The ripples continue outward. Christians have a tendency to locate spiritual problems in stuff, and they do this in order to be able to exonerate themselves in the realm of the immaterial — their motives, their intentions, and so forth. This is what lies behind all crass legalisms about wine, tobacco, dancing, and so on. But the reverse is the truth. The sin lies in us, in the motives and intents of the heart, and in what we decide to do with the stuff out there. As for the wine, it is a good thing — the earth is the Lord’s and all it contains. Wine gladdens the heart of man, and when taken in faith at the Lord’s Table, it straightens out the heart of man.

Gnosticism plucks at our sleeve whenever we vaporize the kingdom of God. When we pray, “Thy kingdom stay, Thy will be done in heaven when we get there,” the problem is out in full force. Jesus told us to pray for the kingdom to come, as in come down here.
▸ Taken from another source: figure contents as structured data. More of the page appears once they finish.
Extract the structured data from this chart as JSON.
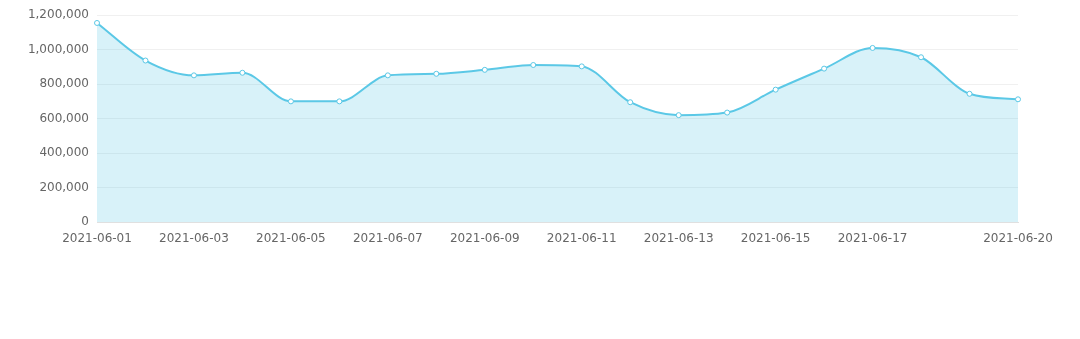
{
  "chart_data": {
    "type": "area",
    "categories": [
      "2021-06-01",
      null,
      "2021-06-03",
      null,
      "2021-06-05",
      null,
      "2021-06-07",
      null,
      "2021-06-09",
      null,
      "2021-06-11",
      null,
      "2021-06-13",
      null,
      "2021-06-15",
      null,
      "2021-06-17",
      null,
      null,
      "2021-06-20"
    ],
    "series": [
      {
        "color": "#5bc8e6",
        "values": [
          1155000,
          937000,
          851000,
          866000,
          700000,
          700000,
          851000,
          860000,
          883000,
          911000,
          903000,
          695000,
          620000,
          635000,
          768000,
          890000,
          1010000,
          956000,
          744000,
          712000
        ]
      }
    ],
    "ylim": [
      0,
      1200000
    ],
    "yticks": [
      {
        "value": 0,
        "label": "0"
      },
      {
        "value": 200000,
        "label": "200,000"
      },
      {
        "value": 400000,
        "label": "400,000"
      },
      {
        "value": 600000,
        "label": "600,000"
      },
      {
        "value": 800000,
        "label": "800,000"
      },
      {
        "value": 1000000,
        "label": "1,000,000"
      },
      {
        "value": 1200000,
        "label": "1,200,000"
      }
    ],
    "grid": "y",
    "legend": false,
    "marker": "circle"
  }
}
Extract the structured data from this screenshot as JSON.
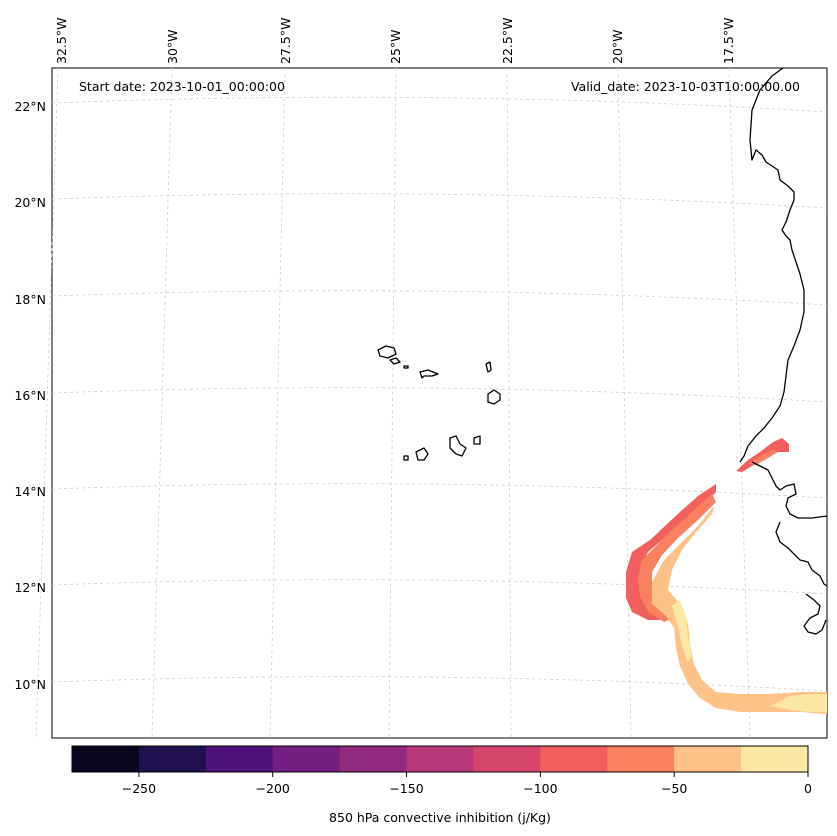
{
  "header": {
    "start_date": "Start date: 2023-10-01_00:00:00",
    "valid_date": "Valid_date: 2023-10-03T10:00:00.00"
  },
  "map": {
    "lon_labels": [
      "32.5°W",
      "30°W",
      "27.5°W",
      "25°W",
      "22.5°W",
      "20°W",
      "17.5°W"
    ],
    "lat_labels": [
      "22°N",
      "20°N",
      "18°N",
      "16°N",
      "14°N",
      "12°N",
      "10°N"
    ]
  },
  "colorbar": {
    "label": "850 hPa convective inhibition (j/Kg)",
    "ticks": [
      "−250",
      "−200",
      "−150",
      "−100",
      "−50",
      "0"
    ],
    "colors": [
      "#07061c",
      "#21114e",
      "#4f127b",
      "#721f81",
      "#922a80",
      "#b73779",
      "#d6456c",
      "#f1605d",
      "#fa815f",
      "#fec287",
      "#fce8a5"
    ]
  },
  "field": {
    "name": "850 hPa convective inhibition",
    "units": "j/Kg",
    "range": [
      -275,
      0
    ]
  }
}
He told us to pray that God’s will would be accomplished in places that have latitude and longitude coordinates. Blessed are the meek, He did not say, for they shall go to heaven when they die. This is quite true, and the Bible teaches it elsewhere, but it remains a fact that the meek will inherit the earth.

The resurrection of Jesus Christ remind us that God loves matter, and He has decided to declare it good for all time. The Incarnation was permanent. When God created the heavens and earth, He said regularly that it was good. We sometimes miss the fact that thousands of years later, He said it again. When Jesus took on a human body, and in the resurrection, when He took it on forever, God was looking at His creation, and He said that it was good. The ancient gnostics had a real problem with this, and they wanted to put distance between God and His creation, which they did with rank upon rank of intermediate sub-creators. This tendency is still with us, and we need to guard against it when we debate the time of creation. There can be no secret impulse to get God out of His workshop, so that other forces can do the dirty work. There is no dirty work in the making of dirt.

Consequently, meditation on the wonder of matter, and the glory which God has imparted to it, is truly a helpful and spiritual activity. In your next quiet time, I recommend pulling up a fistful of grass from your lawn to look at it. Then look at your hand. What is man?